Because of the impossibility of getting a roller bearing down a crankshaft, engine bearings are "plain bearings" with polished steel floating above babbitt (a soft metal). The oil pressure makes the bearings "float", so the dynamic forces of pistons being thrown to and fro is transferred by the oil, not hard steel-on-babbitt contact. The babbitt is only there for coldstarts and very occasional unintended bottoming-out. Frequent bottoming-out will destroy the bearings (it sounds a bit like dieseling).
So you must keep oil pressure high enough to float the bearings.
Super slow idling doesn't work on common off-the-shelf engines because they have a simple positive-displacement oil pump, whose flow is coarsely proportional to RPM. This means the lower the RPM, the less oil pressure available for "floating" the bearings. At very low speeds, there's not enough flow to keep up oil pressure, and you can bottom out bearings - especially at heavy throttle.
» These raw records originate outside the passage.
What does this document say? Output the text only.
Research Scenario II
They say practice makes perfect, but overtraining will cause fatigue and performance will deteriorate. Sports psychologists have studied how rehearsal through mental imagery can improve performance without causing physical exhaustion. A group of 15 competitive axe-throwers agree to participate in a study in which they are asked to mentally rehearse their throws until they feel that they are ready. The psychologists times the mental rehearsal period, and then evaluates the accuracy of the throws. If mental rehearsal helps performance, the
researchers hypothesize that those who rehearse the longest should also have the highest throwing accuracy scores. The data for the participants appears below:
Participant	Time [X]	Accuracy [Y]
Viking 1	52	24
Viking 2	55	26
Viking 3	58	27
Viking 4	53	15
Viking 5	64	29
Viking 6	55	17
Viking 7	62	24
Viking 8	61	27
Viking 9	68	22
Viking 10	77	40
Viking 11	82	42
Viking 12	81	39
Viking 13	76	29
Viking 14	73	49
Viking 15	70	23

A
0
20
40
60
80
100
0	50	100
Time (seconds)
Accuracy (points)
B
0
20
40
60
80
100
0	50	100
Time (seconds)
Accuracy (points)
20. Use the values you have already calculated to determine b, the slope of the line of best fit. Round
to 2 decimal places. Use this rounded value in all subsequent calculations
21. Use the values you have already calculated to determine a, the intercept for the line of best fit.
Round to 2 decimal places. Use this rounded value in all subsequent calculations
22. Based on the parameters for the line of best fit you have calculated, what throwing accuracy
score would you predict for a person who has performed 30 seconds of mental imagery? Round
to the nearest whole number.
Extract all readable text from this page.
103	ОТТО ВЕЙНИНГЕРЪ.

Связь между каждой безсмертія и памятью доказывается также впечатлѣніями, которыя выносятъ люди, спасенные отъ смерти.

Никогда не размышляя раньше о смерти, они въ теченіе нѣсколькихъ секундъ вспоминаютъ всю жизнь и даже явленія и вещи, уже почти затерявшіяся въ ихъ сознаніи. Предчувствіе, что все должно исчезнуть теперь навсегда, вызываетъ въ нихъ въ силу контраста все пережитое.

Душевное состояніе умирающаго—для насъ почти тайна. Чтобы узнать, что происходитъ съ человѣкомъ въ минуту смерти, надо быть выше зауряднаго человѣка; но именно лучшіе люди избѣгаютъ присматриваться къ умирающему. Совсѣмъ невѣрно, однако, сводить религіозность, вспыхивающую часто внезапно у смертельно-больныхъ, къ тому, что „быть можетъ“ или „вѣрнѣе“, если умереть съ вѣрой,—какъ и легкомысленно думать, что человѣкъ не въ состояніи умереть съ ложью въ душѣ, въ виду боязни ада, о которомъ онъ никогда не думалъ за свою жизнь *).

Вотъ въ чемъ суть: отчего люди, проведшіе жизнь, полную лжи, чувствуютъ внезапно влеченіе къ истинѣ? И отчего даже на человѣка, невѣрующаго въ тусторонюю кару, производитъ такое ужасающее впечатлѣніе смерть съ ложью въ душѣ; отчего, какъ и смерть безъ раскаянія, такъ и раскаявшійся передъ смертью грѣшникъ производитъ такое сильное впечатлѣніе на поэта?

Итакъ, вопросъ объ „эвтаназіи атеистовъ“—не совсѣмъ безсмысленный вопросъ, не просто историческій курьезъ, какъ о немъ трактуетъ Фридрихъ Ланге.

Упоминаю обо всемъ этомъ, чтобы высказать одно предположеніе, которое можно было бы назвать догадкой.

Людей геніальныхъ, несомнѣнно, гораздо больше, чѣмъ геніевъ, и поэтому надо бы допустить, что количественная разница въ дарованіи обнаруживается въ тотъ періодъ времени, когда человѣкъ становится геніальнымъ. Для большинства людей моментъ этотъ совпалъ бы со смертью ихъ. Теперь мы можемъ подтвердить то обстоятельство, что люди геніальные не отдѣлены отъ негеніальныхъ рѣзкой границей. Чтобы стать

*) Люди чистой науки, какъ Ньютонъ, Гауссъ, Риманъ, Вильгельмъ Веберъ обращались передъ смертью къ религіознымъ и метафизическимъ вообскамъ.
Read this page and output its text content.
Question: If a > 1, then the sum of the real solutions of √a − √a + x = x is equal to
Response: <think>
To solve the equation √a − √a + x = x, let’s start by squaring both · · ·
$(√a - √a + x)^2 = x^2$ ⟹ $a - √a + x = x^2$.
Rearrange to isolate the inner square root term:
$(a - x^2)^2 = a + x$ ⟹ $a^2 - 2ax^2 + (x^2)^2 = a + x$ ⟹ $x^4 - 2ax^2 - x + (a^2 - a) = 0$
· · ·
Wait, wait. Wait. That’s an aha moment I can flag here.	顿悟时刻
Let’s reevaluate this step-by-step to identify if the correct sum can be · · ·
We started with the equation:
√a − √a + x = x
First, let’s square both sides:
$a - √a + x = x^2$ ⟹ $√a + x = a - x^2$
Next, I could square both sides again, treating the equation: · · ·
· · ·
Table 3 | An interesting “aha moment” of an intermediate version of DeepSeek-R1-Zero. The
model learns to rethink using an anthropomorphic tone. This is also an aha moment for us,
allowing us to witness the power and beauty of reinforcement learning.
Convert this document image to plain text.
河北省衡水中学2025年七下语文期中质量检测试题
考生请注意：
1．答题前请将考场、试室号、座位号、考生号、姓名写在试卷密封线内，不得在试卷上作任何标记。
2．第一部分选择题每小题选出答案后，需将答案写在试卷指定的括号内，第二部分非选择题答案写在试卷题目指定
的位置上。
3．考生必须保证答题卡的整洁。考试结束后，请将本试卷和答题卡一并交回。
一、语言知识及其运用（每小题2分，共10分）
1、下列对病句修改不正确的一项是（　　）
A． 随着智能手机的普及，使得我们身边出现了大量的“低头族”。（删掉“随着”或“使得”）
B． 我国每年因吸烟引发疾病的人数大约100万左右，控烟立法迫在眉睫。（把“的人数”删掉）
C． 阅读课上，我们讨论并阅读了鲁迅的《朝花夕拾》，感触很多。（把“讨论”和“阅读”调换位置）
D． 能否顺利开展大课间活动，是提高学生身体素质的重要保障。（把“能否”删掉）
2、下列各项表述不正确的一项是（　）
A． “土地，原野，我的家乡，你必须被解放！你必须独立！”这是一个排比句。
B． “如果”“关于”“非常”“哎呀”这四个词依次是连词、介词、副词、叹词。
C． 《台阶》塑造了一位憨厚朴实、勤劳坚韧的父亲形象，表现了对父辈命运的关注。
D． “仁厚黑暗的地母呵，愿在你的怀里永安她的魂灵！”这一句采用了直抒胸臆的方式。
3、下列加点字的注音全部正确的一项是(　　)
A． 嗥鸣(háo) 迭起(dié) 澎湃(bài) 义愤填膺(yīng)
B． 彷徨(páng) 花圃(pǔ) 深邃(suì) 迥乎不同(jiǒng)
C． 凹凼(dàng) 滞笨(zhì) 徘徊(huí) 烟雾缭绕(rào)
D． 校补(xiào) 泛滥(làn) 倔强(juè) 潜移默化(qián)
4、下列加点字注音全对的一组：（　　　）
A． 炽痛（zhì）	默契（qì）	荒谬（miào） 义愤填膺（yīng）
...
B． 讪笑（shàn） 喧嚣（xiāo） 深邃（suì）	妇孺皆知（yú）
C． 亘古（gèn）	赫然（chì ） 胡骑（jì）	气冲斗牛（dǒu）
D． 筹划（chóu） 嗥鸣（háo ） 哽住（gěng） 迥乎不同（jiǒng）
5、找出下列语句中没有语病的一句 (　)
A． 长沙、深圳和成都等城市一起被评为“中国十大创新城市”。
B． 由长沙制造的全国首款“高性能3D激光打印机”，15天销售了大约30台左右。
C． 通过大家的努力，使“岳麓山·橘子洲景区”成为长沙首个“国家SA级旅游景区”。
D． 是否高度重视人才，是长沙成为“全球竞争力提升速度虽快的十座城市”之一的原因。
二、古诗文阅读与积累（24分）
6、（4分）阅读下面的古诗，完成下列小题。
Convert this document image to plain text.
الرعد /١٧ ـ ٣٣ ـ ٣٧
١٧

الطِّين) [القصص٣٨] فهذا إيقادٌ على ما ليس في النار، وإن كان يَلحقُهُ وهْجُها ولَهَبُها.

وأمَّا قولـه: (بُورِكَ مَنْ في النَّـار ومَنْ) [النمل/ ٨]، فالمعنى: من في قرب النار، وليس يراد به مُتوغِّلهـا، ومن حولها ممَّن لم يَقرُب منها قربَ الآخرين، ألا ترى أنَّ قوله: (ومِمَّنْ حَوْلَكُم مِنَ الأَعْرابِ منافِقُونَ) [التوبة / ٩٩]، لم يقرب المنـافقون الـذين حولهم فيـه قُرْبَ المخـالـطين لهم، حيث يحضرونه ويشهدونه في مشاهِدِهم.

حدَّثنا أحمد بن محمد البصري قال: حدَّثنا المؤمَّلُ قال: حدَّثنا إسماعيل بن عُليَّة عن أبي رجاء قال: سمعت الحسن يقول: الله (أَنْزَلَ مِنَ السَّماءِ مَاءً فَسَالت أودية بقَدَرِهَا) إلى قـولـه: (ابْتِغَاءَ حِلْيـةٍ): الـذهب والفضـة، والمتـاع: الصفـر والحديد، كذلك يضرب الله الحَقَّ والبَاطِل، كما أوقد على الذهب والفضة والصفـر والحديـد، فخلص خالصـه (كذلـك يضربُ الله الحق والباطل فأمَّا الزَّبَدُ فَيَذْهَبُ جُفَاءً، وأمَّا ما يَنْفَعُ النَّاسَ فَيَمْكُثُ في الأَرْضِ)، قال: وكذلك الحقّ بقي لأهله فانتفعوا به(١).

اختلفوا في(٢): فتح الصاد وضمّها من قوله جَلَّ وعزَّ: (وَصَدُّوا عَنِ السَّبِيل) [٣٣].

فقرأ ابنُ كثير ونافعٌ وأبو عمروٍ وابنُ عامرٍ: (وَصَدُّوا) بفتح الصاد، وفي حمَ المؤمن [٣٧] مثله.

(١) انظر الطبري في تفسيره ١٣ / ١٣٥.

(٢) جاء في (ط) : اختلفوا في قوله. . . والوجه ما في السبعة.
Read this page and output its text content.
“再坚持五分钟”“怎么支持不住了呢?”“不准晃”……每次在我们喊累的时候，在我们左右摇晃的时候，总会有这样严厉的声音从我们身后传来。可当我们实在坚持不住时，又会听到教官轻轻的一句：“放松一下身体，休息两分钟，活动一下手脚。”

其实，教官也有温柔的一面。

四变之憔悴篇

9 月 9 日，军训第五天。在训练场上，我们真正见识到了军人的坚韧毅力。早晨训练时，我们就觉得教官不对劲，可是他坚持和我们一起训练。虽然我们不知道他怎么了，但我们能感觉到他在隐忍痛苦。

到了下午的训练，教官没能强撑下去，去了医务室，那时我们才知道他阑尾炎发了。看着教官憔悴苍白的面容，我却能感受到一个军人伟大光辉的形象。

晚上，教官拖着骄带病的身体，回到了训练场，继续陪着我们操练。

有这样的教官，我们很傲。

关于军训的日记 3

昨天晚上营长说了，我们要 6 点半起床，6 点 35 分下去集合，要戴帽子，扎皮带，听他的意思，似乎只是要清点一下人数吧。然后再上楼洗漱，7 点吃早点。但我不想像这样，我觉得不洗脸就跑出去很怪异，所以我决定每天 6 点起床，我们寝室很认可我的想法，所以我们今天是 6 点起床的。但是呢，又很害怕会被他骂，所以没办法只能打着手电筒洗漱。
So, to idle at 100 RPM, you need to solve the oil problem. Large museum engines have an electric auxiliary oil pump, specifically to pre-fill the oil pressure lines (which have leaked back, and are now empty) so you get pressure immediately on engine start. But that is not enough to pressurize - for that, you need a much bigger pump. But it only needs to run at sub-idle.
That pump is going to be a problem. At too low a speed, it becomes an energy net loss, because you're spending more energy running the pump than the engine gives you. Which defeats the purpose of running the engine.
The power pulse problem
Let's say you solve the oil problem. Experience is that engine RPM must be 500-900 RPM for power pulses to average out enough not to annoy customers. You also don't want to hit a resonance frequency of engine, mounts, suspension or road structure (or airbag sensors, ha!) or it will tear them apart.
Others talk about this at length. I'm going to arm-wave it. Because I assume your engine will be direct-bolted to a large electric motor/generator, and you'll be able to use flux-vector control to actively dampen those power pulses: generating during power pulses and motoring the rest of the time, so engine RPM stays constant. You'll need to do that or this won't work.